Mavi pamuklu kumaştan yapılan, boru kesimli Levi’s 501, gençlerin giyim kuşamındaki “kutsal kâse”ydi. Batı tipi jean pantolonlar giymek başkaldırı sayılıyordu. Çoğu insan içinse bu sadece stil sahibi ve havalı olmanın bir yoluydu. Levi’s 501 ülkede sadece lüks mağazalarda bulunuyordu ve fiyatı çok yüksekti. Genellikle kaçak olarak getiriliyor ve el altından pazarlanıyordu.
Bunları Berlin’deki DDR (Demokratik Almanya Cumhuriyeti) müzesinde, o dönemin havasını bire bir yansıtan tipik bir Doğu Alman genç odasının duvarında asılı 501’in arka cebindeki etikete yazmışlar. Sanki Doğu Bloku değil, sanki Doğu Almanya değil 70’lerin, 80’lerin Türkiye’sinden bahsediyorlar.
Levi’s 501’in bir dönem Türkiye’deki anlamını anlatmaya kalksam ben de aynı cümlelerle anlatırdım. Tam bir statü nesnesiydi. 501’i olanlar ve olmayanlar. Bir dönem Wrangler marka jean’ler de modaydı ama 501 gibi sükse yapmadı hiçbir marka. Her yerde bulunmayan, el altından satılan bir şeydi. Bunlardan bir tane bulan bayram ederdi. Kapalıçarşı’da bazı dükkânlarda olurdu ve elbette kaçak getirilirdi. Tıpkı o dönemin efsane spor ayakkabıları Nike Legend, Nike Air, Adidas Top Ten, muhtelif beyaz Reebok’lar, Amarican Eagle’lar gibi. Bir de Amerikan Pazarı denen yerler vardı. Buralarda da Amerikan giyim kuşam malları bulunurdu.
DDR müzesinde beni şaşırtan bir diğer şey, o dönem sıradan bir ailenin evinin canlandırıldığı bölümdü. Genç odasında çalışma masasının karşısında Bravo dergisi logolu Modern Talking posteri ve ahşap kaplama ranzaya yapıştırılmış 1982 Avrupa Futbol Şampiyonası oyuncularının çıkartmaları. Briegel, Schumacher, Breitner.
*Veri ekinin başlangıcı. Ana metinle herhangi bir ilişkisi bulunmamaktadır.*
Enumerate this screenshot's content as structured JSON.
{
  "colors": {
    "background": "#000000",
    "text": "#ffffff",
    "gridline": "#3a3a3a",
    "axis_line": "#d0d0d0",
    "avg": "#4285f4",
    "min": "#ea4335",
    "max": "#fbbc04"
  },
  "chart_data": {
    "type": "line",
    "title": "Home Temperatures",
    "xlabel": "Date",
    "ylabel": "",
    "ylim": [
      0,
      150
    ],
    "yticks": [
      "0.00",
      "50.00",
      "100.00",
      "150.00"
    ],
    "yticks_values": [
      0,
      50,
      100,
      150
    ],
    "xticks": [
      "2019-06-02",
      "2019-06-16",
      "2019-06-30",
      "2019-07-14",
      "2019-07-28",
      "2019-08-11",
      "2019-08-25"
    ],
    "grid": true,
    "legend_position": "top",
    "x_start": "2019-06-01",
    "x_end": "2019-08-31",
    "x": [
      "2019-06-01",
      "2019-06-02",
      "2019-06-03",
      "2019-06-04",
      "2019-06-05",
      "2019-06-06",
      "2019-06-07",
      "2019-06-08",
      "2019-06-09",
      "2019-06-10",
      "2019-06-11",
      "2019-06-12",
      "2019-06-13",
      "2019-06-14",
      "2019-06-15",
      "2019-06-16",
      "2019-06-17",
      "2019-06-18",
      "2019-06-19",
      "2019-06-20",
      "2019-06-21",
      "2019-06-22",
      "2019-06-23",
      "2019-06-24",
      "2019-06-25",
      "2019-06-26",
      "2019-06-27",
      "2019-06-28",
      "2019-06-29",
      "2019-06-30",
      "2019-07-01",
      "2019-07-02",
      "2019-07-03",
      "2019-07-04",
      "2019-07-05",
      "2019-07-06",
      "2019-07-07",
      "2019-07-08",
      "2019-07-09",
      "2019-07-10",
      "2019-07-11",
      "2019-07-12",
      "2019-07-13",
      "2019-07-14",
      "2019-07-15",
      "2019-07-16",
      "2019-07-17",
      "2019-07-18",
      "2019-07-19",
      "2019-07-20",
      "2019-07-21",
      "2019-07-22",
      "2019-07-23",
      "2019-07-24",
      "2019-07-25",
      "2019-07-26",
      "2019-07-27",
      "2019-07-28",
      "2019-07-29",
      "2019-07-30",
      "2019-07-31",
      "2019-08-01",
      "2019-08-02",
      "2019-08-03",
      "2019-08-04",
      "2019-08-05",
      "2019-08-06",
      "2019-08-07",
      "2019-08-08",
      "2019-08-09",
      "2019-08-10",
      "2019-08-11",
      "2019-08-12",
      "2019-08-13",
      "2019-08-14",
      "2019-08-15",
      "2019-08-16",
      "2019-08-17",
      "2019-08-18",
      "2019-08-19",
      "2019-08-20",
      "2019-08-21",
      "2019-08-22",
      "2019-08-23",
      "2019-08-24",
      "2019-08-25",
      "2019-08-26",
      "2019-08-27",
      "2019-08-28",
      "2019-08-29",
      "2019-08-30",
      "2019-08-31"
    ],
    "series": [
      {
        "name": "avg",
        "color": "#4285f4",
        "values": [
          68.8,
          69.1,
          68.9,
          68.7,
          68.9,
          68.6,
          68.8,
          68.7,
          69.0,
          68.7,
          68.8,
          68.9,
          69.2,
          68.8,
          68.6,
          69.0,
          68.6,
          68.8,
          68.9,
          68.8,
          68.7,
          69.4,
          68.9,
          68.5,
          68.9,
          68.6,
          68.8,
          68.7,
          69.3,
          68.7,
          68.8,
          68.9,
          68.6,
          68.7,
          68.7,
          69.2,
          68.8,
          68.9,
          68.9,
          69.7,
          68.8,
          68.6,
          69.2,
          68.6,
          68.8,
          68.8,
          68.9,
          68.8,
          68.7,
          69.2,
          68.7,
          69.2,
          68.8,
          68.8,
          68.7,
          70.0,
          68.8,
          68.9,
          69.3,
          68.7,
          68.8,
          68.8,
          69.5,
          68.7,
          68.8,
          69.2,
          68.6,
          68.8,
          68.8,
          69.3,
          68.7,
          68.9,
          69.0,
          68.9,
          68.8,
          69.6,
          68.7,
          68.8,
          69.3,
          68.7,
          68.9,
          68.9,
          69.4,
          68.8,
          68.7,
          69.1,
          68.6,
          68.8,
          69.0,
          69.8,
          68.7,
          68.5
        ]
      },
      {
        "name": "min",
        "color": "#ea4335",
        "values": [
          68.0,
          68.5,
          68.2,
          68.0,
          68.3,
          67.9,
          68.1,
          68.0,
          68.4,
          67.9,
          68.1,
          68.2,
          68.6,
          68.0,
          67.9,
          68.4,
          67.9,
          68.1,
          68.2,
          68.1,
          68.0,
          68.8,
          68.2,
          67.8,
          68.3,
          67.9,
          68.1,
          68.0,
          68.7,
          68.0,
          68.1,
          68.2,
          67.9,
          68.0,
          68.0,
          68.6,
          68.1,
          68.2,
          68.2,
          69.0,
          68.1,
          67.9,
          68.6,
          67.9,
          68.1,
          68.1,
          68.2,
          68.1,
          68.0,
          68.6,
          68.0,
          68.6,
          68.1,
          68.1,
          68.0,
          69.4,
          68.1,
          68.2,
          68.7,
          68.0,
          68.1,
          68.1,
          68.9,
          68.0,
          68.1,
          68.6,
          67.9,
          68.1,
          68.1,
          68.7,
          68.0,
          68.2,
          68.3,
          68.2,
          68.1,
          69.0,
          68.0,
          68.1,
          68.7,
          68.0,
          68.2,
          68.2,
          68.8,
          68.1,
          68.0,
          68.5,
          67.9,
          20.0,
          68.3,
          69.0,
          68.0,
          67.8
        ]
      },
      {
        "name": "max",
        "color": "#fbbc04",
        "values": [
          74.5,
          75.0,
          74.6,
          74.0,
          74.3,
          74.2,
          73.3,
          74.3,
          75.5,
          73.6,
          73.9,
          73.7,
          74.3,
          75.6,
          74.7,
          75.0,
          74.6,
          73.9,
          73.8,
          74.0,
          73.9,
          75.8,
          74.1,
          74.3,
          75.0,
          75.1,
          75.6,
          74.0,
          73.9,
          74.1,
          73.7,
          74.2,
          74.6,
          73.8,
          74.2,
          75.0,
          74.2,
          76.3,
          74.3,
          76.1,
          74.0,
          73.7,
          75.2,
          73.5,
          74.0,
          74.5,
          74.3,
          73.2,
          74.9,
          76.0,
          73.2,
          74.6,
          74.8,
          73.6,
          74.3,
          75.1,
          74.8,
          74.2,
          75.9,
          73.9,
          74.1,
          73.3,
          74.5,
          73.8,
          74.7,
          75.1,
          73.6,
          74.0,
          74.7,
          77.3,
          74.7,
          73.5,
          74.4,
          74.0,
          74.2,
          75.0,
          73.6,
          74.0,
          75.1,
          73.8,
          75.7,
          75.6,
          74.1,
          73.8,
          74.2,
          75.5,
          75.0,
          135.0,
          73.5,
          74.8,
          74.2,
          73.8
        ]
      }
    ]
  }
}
Hepsi bizde de vardı. Hepsini biz de biriktiriyorduk. Sanki kendi odamdaydım DDR müzesinde.
Mutfak deseniz, buzdolabı, fırınıyla, fayanslarıyla çocukluğumdaki evimizin mutfağının aynısıydı. Salona geçince duvar kâğıtları, koltuklar, televizyonun da içinde bulunduğu kütüphane, kanepe, abajur. Zamanda yolculuğa çıktım sanki.
O dönemin yokluk şartlarında üretilmiş Trabant marka arabanın olduğu bölüm ayrı bir hikâye. Bunun yerine kafamda hemen Anadol’u koydum. Her çukura girişte kapısı tak diye açılan turuncu Anadol’umuz aklıma geldi.
Doğu Almanya gibi bir yermişiz biz 70’lerde ve 80’lerin bir bölümünde. O kadar kapalı, o kadar kendi halinde. Ve küreselliğin hüküm sürdüğü günümüze kıyasla bir o kadar orijinal. Türkiye’nin bu dönemdeki günlük yaşantısını yansıtan bir müze bence Taksim’e yeni opera binası kadar gerekli.
DDR artık var olmayan Demokratik Almanya Cumhuriyeti’ni hatırlatıyor. Bizim de artık var olmayan bir dönemi hatırlatmamız belki bugünü anlamak ve geleceği düşünmek için önemli. Ya da sadece eğlenceli ki bu da yeterli bir neden bence.
İnsanlar iyisiyle kötüsüyle, eksiğiyle fazlasıyla bir dönem bu ülkede nasıl yaşanıyordu bilmek öğrenmek istiyor. Merak ediyor.